Susan Price: Having just finished reading Dennis Hamley’s wonderful, subtle The Hare Trilogy, deciding what to read next will be difficult. My friend Karen Bush has just sent me Inheritance, a collection of short stories by a Robin Hobb, a writer we both admire. Another friend, Linda Strachan, has sent me her Guide To Writing for Children, which is a must-read. Visiting my local charity shop resulted in the purchase of Bryson’s A Walk In The Woods. And I firmly intend to re-read Isabella Tree’s Wilding, which I found exciting the first time.
Ross Bradshaw of Five Leaves Bookshop, Nottingham: Have I read the Australian writer Patrick White before? I can't remember but a customer said I really have to read Riders in the Chariot (Vintage), which is about four independently damaged and discarded people wandering round the wreckage of a once fine city ... oh dear. But the cover blurb says there is a possibility of redemption. I hope so.
Discourse on Colonialism by Aime Cesaire (Monthly Review) comprises a short essay and material about this essay, first published in 1955 and is our bookshop open book group read in January.
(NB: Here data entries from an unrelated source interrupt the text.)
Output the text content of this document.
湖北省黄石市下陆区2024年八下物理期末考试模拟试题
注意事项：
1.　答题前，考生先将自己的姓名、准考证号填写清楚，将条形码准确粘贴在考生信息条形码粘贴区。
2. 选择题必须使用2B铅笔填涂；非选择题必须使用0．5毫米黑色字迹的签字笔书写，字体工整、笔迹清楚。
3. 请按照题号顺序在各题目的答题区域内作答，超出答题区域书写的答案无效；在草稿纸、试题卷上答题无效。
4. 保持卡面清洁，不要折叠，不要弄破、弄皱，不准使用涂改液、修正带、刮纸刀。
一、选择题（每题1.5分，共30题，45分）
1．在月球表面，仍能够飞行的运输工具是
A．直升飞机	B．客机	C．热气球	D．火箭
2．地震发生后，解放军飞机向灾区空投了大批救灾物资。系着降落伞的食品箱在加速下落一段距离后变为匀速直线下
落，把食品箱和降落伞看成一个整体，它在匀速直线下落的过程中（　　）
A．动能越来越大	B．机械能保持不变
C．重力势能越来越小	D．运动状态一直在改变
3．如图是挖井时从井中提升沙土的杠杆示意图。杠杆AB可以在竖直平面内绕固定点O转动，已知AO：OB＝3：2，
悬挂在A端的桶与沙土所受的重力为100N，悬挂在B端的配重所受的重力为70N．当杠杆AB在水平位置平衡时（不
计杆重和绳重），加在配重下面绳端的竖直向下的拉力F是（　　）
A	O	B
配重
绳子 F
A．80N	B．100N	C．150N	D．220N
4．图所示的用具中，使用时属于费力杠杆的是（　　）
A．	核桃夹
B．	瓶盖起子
We try to vary our reading between fiction and non-fiction, and this came out of our discussion of James Baldwin's Go Tell It on the Mountain. The bookshop recently put on a talk by Priyamvada Gopal on her Insurgent Empire (Verso) which was inspirational, as part of an irregular series of events on race and Empire and this is a developing theme among our intellectual and activist customers. It's decades since I read Frantz Fanon and Edward Said but their work seems to be reaching a new generation. I need to revise.
I'm a sucker for Patti Smith so I'm saving her Year of the Monkey (Bloomsbury) for the two day Christmas break (poor old retailers, eh?). At heart I want to be Patti Smith, sitting in a cafe in New York munching sourdough toast with olive oil dribbled on it, drinking black coffee and rocking out in the evening. I do wear the same cap as she does, which is a start but it's too late to have been a friend of Robert Mapplethorpe and Allen Ginsberg. Here she wanders round the American west coast, writing her short dreamlike essays, illustrated by her usual Polaroid pictures.
Fernanda Melchor’s Hurricane Season, translated by Sophie Hughes, is an utterly ferocious piece of storytelling from Mexico; it’s a village story, in part a story of mystery and myth, but told with uncompromising realist brutality and a kind of incandescence from which it’s impossible to look away.
Colum McCann’s Apeirogon is a novel of Israel and Palestine – it is huge and thrillingly original and political and intimate and perhaps the best book I’ve read this year. But I’m not telling you any more than that. Just order it now.
But oh, there’s so much else besides those two. Also in January/February we have Bae Suah’s Untold Night and Day, currently next on my TBR; Andrew Krivak’s strange and mesmerising The Bear (I loved this – a proper read-in-a-couple-of-sittings kind of book); Intan Paramaditha’s The Wandering, which I have not yet read but which looks intriguingly like a sort of grown-up Choose-Your-Own-Adventure story from Indonesia; and Paul B. Preciado’s bold, provocative and thought-provoking An Apartment on Uranus. Then through the spring we have the very short and very gripping Elly, by Maike Wetzel, and many new books by familiar greats: Samanta Schweblin coming in April, and Judith Schlansky, Andrés Neuman and Yuri Herrera in June. June is also when we get David Trueba's Rolling Fields (I loved this) - oh, and there’s a début by Elaine Feeney to look out for. It's called As You Were - I’m only fifty pages in and it’s already bursting with emotional power.